Ну, надо же, он думает, что мы сообщники, повязанные знанием обоюдных грешков, оба любим с кем-нибудь оторваться в койке. Вот что значит снова пуститься в разговоры — начинаешь входить во вкус, и опять все эти ля-ля-ля, и ты уже мечтаешь только о том, чтобы они заткнулись, эти трепачи. Сколько можно…

— Ладно! Сдаюсь! В Индии на меня действительно оказывали влияние — помимо моей воли.

Он слегка надувает щеки и с шумом выдыхает: дескать, слава богу! Я знаю почему: он все пытается сделать вид, что секс ему вообще до лампочки, и пристыдить Баба. Я соскальзываю с кушетки, становлюсь на четвереньки и ползу, потом кладу обе «лапы» ему на колени.

— Мяу. — Я улыбаюсь, заглядываю ему в глаза. — Ну, ты счастлив? Лично я — да. А ты что скажешь?

Я глажу его по шершавой увядшей щеке, о-о, как он сразу разозлился, скидывает с колен мои руки и кладет ногу на ногу. Я вижу перед собой прежнюю — по-учительски строгую — круглую физиономию.

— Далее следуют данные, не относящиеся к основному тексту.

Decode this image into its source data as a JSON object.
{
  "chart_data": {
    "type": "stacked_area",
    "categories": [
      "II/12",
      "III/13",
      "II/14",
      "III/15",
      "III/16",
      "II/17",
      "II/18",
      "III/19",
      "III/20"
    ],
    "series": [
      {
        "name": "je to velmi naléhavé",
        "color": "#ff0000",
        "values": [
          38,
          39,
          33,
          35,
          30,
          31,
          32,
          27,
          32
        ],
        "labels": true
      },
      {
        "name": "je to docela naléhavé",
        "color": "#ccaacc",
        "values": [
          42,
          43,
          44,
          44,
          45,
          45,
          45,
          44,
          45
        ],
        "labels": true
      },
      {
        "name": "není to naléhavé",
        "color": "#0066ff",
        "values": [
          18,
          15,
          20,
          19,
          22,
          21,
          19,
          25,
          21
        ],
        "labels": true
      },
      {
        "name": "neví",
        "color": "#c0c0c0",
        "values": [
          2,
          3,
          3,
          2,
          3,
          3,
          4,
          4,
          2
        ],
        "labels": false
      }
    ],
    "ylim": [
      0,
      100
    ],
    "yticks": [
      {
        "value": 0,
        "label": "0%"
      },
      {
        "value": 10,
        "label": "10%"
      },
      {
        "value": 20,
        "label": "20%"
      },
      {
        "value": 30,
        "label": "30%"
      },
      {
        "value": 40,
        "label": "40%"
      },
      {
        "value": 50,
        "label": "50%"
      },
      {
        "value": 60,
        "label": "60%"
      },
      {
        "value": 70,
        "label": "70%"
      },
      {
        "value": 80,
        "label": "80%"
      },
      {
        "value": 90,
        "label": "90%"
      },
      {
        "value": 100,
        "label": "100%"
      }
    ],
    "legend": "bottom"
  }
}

— Все развлекаешься, детка.

— Я?

— Заткнись, хватит изображать паиньку. — Он улыбается. — Хочешь поиграть в начальство, садись уж тогда в мое кресло.

Я по-кошачьи извиваюсь.

— Давай, давай, уступаю тебе трон.

Хуммм… Я встаю, он тоже, и мы бочком продвигаемся вдоль столика и меняемся местами, при этом я едва не сшибла бедненького Пи Джея с ножек. На его «троне» чувствую себя точно такой же, как только что на своей кушетке. Бездарной притворщицей. И тут же машинально вцепляюсь в подлокотники, от напряжения. Что-то никакой уверенности в себе и желания покомандовать. Просто пересела на его кресло, ну и что?

— Ну что же ты? Давай. Воспользуйся переданными тебе полномочиями, ты теперь у нас главная.

Я сажусь прямо и гордо расправляю плечи.

— Ладно, уговорили. Хочу кое-что у вас спросить… что вам нравится во мне больше? Моя душа или мои груди?

— Ты это серьезно?

— Вполне.

Он усмехается каким-то своим мыслям, потирает руки, потом зачем-то долго-долго на меня смотрит.

— Буду откровенным. В данный момент мне гораздо больше нравятся твои груди, Рут, ничего уж не поделаешь. Не в твоих силах заставить меня не замечать, какая ты соблазнительная. Ни меня, ни любого другого гнусного старикашку. Ты здесь, ты рядом, и все мои мысли о тебе.

— Понятно. И какие же они?

— Это слишком личное.

— А как насчет прошлой ночи? Тоже секрет?

Он опускает чашку и доливает себе чаю.

— А правда, как насчет прошлой ночи? Как она тебе?

Я брезгливо поджимаю губы.

— Гмм… Довольно противно.

Он кивает — или клюет носом? Постукивает пальцем по краю чашки. Дважды ее отодвигает, специально. Сосредоточенно рассматривает коричневый кружок чая.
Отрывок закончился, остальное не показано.